No enfoque do controle social do Estado sobre a sociedade civil não há distribuição real do poder de decisão, ou seja, não há participação. A decisão é manipulada via de regra pela cooptação dos representantes. Não ocorrem debates e definição de prioridades de maneira compartilhada com a sociedade civil e a decisão depende de diretrizes técnicas estabelecidas pela gestão. A autoridade legal que representa exerce o poder de maneira unilateral com base em regras institucionalizadas e os interesses defendidos não tem conexões claras com as demandas coletivas dos representados. Há maior distância entre os representantes e os representados.

No caso do controle social da sociedade civil sobre o Estado ocorre a emancipação dos cidadãos que participam diretamente das decisões, individualmente ou reunidos em grupos. Ou seja, não há representação política. A decisão é autônoma e independente e a informação é produzida socialmente a partir de um processo contínuo de aprendizagem individual e coletiva que permite sua constante reconstrução e reinterpretação durante o processo decisório.

No enfoque do controle social compartilhado entre o Estado e a sociedade civil o continuum da participação traduz uma escala incremental que tem o potencial de ampliar a eficácia política do controle social compartilhado entre representantes do governo e da

sociedade civil organizada, na medida em que refletem no aumento dos níveis de autonomia dos cidadãos.

Os representantes exercem o poder de maneira bilateral com base em regras institucionalizadas e critérios de congruência em favor dos representados. Há conexões e articulações permanentes entre a autoridade que representa e os representados por meio de processos de accountability.
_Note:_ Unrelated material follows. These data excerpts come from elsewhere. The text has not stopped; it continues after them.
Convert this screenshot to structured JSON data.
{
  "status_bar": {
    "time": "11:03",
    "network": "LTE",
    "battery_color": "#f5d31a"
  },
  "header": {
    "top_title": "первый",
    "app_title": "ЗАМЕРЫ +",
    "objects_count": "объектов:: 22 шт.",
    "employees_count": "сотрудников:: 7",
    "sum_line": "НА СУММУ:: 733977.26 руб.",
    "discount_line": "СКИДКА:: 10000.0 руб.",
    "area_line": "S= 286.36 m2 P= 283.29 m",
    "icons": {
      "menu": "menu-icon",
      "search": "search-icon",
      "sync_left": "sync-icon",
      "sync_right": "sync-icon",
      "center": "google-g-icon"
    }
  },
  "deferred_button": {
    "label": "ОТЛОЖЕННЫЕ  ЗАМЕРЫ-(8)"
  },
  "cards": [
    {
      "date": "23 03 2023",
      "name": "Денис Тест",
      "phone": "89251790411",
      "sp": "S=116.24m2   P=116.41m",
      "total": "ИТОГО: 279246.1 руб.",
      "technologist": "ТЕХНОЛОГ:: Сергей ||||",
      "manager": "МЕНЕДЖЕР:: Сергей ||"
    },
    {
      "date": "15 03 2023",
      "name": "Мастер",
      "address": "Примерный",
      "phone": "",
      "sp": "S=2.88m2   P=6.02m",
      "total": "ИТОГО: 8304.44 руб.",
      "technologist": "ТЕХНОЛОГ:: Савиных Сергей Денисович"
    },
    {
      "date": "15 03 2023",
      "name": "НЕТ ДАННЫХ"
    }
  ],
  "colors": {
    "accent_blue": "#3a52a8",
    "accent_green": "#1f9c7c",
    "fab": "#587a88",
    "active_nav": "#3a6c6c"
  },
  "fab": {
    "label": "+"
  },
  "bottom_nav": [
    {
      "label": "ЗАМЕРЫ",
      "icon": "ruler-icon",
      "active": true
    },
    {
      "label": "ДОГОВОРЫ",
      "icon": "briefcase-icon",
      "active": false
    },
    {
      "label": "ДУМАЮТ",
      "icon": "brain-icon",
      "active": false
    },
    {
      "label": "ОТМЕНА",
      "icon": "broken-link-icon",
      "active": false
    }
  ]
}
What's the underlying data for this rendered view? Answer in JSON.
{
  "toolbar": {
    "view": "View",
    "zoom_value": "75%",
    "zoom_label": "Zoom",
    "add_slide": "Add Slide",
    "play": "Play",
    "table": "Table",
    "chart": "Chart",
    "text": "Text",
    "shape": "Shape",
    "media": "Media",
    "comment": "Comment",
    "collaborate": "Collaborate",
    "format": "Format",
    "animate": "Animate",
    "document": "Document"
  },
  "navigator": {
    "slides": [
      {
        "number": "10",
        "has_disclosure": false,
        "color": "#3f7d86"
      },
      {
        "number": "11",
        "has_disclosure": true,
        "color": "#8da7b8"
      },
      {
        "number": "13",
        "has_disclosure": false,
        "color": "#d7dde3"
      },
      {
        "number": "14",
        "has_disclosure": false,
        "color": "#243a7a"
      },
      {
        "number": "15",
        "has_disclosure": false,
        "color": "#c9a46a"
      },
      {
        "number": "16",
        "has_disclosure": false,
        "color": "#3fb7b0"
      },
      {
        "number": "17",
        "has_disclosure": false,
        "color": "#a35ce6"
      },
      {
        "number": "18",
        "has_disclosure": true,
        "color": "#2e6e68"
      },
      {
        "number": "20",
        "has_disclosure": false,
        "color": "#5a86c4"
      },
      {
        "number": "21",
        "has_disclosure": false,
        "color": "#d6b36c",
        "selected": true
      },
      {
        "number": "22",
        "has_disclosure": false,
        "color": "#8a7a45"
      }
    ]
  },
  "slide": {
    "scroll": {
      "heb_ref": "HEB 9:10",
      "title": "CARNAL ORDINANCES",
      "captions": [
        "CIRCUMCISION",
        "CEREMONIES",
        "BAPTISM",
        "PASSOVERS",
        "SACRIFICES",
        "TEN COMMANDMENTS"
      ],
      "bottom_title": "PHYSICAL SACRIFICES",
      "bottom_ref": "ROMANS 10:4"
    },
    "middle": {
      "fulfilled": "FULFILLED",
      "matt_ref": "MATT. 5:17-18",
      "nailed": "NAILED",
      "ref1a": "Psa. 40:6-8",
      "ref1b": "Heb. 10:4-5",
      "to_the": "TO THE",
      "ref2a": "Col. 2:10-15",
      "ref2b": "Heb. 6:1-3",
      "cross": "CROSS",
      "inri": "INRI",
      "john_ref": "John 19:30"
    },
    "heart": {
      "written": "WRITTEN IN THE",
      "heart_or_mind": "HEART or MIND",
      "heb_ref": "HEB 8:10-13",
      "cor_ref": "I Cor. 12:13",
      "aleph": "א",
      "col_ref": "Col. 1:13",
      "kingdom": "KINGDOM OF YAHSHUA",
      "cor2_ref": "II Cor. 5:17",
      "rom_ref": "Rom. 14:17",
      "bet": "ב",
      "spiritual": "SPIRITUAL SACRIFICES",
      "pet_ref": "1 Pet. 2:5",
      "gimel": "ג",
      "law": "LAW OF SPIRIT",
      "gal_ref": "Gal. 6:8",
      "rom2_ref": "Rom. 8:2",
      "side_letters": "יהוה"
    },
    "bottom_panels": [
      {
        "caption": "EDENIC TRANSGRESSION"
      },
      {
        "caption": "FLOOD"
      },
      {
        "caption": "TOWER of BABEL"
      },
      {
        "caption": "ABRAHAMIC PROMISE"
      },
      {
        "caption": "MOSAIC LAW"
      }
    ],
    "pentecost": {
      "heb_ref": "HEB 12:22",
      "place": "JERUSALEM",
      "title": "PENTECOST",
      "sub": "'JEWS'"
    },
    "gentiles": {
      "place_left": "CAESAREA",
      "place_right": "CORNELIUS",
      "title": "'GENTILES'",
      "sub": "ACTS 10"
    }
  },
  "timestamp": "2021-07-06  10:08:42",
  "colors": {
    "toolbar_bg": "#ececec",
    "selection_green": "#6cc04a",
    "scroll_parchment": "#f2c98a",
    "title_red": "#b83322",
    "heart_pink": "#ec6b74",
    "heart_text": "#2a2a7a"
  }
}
Nesse continuum a participação política no processo decisório ocorre dentro de três níveis: colaboração, deliberação e transformação.

Na colaboração a participação é periférica e se dá no nível expressivo-simbólico. Neste nível de participação ocorre a expressão de sentimentos, identidades e demandas específicas dos diversos participantes que se fazem presentes na cena política para serem vistos e ouvidos. No entanto, o participante não decide, mesmo que possa manifestar suas preferências e escolhas. Ele apenas recebe informações e é consultado sobre assuntos que serão objetos de decisão. Pode também exercer o acompanhamento e fiscalização da implementação das decisões.

A deliberação caracteriza-se por uma efetiva redistribuição do poder. Neste caso, a participação requer o debate levando em consideração os diferentes pontos de vista dos participantes com a definição de prioridades. A decisão emerge de um processo de intervenção organizada em que a informação é interpretada individual e coletivamente por meio do diálogo entre os diferentes participantes. A informação é importante para a compreensão dos problemas, reflexão e interligações com outros problemas. Há o reconhecimento de que os participantes têm conhecimentos e competências que os autorizam a tomar decisões com o apoio técnico da gestão.

Na transformação a participação se revela como um processo de aprendizagem individual e coletiva que resulta da avaliação periódica das decisões tomadas e seus resultados. Como decorrência, além de se sustentarem na racionalidade técnico-burocrática, as opiniões dos participantes tendem a ser informadas pela reflexão permanente que possibilita a geração de decisões mais inteligentes. Este nível de participação pode ser visto como uma “escola política” que envolve formação de uma cultura política composta de valores democráticos que possibilitam assimilar uma multiplicidade de interesses e motivar decisões transformadoras voltadas ao interesse público (PATEMAN, 1992).